Generally speaking, if you directly say "depth", it refers to the maximum depth, that is, the distance from the farthest leaf.

1. Minimum depth of binary tree

Given a binary tree, find its minimum depth.

The minimum depth is the number of nodes along the shortest path from the root node down to the nearest leaf node.

// Definition for binary tree
 struct TreeNode {
     int val;
     TreeNode *left;
     TreeNode(int x) : val(x), left(NULL), right(NULL) {}
 };

 class Solution {
 public:
     int minDepth(TreeNode *root) {
     }
 };

Because the depth is the distance from the leaf node, when using depth traversal, you cannot simply compare the recursive results of the left and right subtrees to return a smaller value, because for a node with a single empty child, the empty child will return 0, but This node is not a leaf node, so the returned result is wrong.

Therefore, when a single child of the currently processed node is found to be empty, a maximum value of INT_MAX is returned to prevent it from interfering with the result.

 class Solution {
 public:
     int minDepth(TreeNode *root) {
         if(!root) return 0;
         if(!root -> left && !root -> right) return 1;   //Leaf means should return depth.
         int leftDepth = 1 + minDepth(root -> left);
         leftDepth = (leftDepth == 1 ? INT_MAX : leftDepth);
         int rightDepth = 1 + minDepth(root -> right);
         rightDepth = (rightDepth == 1 ? INT_MAX : rightDepth);  //If only one child returns 1, means this is not leaf, it does not return depth.
        return min(leftDepth, rightDepth);
    }
};

Of course, this problem can also be done with hierarchical traversal.

class Solution {
struct LevNode{
    TreeNode* Node;
    int Lev;
};
public:
    int minDepth(TreeNode *root) {
        if(NULL == root) return 0;
        queue<LevNode> q;
        LevNode lnode;
        lnode.Node = root;
        lnode.Lev = 1;
        q.push(lnode);
        while(!q.empty()){
            LevNode curNode = q.front();
            q.pop();
            if(NULL == (curNode.Node) -> left && NULL == (curNode.Node) -> right)
                return (curNode.Lev);
            if(NULL != (curNode.Node) -> left){
                LevNode newNode;
                newNode.Node = (curNode.Node) -> left;
                newNode.Lev = (curNode.Lev + 1);
                q.push(newNode);
            }
            if(NULL != (curNode.Node) -> right){
                LevNode newNode;
                newNode.Node = (curNode.Node) -> right;
                newNode.Lev = (curNode.Lev + 1);
                q.push(newNode);
            }
        }
        return 0;
    }
};

For this question, both LeetCode solutions take 48ms 

2. Maximum depth of a binary tree

Given a binary tree, find its maximum depth.

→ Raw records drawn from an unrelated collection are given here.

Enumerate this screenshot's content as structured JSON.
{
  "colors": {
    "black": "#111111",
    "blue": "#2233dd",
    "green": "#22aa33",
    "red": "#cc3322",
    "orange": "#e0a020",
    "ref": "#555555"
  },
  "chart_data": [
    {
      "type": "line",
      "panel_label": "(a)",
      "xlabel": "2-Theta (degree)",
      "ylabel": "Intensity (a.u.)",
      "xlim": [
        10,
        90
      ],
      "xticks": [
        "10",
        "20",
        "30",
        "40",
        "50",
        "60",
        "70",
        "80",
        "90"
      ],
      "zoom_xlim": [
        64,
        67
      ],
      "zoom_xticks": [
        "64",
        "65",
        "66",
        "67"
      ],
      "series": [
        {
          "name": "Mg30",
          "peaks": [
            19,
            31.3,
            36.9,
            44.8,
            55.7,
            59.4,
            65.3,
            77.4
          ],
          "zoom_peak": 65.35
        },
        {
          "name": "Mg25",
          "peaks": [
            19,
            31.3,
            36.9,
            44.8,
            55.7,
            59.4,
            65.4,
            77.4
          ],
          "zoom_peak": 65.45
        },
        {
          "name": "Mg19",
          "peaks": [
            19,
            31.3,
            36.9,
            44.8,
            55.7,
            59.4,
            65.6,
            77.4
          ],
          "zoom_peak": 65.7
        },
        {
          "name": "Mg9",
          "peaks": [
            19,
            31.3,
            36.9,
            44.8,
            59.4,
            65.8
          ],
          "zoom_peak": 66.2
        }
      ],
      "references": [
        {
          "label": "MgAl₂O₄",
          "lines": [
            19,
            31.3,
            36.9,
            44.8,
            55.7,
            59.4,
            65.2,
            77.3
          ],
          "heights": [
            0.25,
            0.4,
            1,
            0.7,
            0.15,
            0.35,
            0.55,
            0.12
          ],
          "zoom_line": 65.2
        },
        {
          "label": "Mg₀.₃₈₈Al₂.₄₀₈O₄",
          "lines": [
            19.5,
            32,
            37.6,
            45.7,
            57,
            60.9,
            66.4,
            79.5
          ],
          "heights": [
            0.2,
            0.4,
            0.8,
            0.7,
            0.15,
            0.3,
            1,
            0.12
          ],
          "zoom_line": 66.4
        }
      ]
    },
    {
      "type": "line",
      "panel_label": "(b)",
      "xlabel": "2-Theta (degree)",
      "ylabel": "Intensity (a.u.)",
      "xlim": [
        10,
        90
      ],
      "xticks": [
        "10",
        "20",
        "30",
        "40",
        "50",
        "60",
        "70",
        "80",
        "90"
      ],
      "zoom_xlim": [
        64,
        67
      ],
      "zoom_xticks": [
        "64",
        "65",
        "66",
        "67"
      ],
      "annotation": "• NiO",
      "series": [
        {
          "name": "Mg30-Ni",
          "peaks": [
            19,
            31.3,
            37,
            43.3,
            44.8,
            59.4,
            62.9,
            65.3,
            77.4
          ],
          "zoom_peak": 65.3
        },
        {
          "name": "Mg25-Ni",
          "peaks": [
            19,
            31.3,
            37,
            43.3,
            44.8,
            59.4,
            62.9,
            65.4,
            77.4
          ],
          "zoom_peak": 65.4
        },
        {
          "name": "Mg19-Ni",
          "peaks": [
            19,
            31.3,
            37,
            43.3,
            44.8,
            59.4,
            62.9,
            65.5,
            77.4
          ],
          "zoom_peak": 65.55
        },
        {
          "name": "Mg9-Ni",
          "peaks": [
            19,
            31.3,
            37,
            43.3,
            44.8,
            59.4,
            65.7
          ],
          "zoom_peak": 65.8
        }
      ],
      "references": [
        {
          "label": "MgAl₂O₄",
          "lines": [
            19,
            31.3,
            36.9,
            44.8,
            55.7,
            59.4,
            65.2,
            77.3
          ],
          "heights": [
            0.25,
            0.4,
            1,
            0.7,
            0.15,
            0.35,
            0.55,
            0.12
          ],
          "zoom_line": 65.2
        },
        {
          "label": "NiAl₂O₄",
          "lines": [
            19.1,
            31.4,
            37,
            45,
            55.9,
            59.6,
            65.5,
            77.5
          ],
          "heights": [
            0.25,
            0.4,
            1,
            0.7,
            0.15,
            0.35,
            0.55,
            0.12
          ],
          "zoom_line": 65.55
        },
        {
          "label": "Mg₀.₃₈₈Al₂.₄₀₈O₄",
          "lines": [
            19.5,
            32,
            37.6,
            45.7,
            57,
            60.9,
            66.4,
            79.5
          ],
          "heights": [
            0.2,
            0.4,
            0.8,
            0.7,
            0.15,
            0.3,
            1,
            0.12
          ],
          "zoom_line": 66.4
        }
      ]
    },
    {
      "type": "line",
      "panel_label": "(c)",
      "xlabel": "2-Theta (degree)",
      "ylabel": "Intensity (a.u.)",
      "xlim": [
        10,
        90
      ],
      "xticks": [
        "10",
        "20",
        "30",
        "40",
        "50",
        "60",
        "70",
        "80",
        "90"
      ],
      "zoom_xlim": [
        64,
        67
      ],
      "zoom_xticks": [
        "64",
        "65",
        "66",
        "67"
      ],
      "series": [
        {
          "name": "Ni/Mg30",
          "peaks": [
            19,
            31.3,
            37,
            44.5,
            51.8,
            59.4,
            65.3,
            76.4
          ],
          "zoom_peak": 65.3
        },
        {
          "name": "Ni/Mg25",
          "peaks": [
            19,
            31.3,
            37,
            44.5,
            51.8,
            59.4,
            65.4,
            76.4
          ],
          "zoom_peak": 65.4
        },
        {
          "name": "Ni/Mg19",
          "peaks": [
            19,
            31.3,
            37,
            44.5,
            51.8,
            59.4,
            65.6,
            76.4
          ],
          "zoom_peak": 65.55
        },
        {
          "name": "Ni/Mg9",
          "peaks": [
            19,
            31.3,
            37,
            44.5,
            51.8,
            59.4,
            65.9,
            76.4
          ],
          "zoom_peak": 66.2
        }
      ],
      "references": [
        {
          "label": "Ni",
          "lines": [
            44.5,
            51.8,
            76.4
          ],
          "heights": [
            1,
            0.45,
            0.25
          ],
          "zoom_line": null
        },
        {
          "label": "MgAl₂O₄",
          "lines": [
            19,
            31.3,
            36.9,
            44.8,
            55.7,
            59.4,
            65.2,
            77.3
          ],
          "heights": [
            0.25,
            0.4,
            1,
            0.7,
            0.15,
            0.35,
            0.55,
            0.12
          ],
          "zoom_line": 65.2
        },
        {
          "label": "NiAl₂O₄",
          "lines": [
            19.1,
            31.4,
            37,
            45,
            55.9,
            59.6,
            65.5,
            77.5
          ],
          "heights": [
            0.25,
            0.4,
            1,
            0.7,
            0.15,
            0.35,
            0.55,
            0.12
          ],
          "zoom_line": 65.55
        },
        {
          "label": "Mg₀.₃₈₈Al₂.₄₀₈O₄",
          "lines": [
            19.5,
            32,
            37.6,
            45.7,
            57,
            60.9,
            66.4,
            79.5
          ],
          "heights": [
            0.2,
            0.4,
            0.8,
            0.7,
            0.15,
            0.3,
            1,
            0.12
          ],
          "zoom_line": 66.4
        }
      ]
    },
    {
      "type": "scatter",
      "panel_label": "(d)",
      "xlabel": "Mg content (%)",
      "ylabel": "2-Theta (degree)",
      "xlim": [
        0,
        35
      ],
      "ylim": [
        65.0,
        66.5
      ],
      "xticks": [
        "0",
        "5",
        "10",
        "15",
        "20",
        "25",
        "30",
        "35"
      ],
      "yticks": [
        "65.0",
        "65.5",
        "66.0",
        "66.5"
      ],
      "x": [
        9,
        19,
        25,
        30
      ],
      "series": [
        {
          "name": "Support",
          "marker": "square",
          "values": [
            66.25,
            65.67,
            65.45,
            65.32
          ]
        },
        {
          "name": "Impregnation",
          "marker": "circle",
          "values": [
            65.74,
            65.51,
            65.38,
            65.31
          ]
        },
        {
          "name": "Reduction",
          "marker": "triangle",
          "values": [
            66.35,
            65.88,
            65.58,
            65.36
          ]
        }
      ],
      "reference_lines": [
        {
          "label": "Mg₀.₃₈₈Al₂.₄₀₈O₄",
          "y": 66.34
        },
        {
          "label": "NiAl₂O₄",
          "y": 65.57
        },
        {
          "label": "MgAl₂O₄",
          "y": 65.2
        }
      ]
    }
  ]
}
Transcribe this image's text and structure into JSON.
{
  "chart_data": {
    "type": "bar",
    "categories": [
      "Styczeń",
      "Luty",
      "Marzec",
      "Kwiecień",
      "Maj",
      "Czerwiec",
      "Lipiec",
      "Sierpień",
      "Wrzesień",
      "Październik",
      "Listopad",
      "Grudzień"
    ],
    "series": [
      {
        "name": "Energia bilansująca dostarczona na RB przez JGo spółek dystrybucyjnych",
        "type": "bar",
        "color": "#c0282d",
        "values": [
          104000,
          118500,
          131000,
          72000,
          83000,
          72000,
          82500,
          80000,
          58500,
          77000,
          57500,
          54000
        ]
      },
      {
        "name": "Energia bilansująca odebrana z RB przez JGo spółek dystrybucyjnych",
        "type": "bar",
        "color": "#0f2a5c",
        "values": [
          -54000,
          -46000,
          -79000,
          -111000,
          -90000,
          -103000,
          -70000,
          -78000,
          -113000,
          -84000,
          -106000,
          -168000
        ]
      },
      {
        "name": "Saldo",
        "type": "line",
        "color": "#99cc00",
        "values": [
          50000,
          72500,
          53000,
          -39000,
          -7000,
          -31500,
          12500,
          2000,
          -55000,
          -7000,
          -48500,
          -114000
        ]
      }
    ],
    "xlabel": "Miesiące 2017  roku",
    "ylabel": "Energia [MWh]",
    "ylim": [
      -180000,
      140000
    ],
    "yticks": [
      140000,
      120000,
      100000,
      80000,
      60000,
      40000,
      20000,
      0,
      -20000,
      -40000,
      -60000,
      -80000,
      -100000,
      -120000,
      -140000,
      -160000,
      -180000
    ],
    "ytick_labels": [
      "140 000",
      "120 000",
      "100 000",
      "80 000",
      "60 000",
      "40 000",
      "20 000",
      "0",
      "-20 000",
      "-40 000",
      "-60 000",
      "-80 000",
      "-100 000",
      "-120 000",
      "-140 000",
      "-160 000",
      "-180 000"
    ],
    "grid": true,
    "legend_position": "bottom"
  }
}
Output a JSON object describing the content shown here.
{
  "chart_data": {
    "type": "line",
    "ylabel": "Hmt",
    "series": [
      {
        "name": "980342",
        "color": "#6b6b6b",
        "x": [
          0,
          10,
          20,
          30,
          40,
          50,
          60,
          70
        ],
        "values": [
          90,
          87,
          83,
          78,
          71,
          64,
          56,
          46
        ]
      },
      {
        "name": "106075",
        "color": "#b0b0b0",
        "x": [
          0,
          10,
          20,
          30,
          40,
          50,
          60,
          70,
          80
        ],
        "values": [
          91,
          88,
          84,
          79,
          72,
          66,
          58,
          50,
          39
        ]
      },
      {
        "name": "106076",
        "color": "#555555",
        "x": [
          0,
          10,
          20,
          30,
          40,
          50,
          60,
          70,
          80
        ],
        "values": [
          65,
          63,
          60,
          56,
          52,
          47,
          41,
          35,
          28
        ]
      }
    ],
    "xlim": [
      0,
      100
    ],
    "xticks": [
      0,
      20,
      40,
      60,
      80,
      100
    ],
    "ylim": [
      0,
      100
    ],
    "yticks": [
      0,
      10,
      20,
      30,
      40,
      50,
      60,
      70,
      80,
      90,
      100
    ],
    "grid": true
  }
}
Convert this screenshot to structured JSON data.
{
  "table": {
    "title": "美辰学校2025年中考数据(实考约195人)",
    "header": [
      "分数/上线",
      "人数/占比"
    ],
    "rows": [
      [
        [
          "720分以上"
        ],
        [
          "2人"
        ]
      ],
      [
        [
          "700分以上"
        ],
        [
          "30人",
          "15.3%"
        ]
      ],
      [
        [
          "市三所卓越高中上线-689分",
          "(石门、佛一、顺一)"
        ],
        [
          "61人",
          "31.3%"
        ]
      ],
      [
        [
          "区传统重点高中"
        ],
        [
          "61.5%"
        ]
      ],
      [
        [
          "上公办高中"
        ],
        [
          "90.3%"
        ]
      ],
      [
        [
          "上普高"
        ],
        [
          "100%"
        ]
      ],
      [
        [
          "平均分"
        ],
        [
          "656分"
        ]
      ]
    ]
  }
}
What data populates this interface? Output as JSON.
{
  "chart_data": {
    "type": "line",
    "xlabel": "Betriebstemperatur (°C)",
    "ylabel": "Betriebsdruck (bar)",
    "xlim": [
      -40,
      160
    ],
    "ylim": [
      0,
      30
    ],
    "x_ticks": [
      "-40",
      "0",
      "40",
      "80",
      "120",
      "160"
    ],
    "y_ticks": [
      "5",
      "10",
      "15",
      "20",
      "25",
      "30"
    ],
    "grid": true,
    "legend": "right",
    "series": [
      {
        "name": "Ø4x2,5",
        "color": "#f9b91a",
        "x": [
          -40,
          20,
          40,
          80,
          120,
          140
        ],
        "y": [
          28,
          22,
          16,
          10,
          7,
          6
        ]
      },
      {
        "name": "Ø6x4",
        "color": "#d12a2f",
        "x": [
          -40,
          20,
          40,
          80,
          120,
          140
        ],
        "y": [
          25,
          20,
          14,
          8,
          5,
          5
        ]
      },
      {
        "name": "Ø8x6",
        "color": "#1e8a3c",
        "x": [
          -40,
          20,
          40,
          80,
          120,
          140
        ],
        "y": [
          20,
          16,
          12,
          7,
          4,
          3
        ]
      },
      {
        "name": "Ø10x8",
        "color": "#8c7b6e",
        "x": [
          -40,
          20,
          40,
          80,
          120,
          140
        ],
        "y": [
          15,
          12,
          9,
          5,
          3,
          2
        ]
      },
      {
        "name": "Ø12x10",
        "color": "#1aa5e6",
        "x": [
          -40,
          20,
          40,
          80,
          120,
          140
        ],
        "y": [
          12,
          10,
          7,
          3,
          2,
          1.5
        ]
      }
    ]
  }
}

The maximum depth is the number of nodes along the longest path from the root node down to the farthest leaf node.

The maximum depth is also the length to the leaf node, but because it is the maximum depth, a non-leaf node with a single empty child will not interfere with the result, so it can be done in the most concise way.

/**
 * Definition for binary tree
 * struct TreeNode {
 *     int val;
 *     TreeNode *left;
 *     TreeNode *right;
 *     TreeNode(int x) : val(x), left(NULL), right(NULL) {}
 * };
 */
class Solution {
public:
    int maxDepth(TreeNode *root) {
        if(!root) return 0;
        int leftDepth = maxDepth(root -> left) + 1;
        int rightDepth = maxDepth(root -> right) + 1;
        return max(leftDepth, rightDepth);
    }
};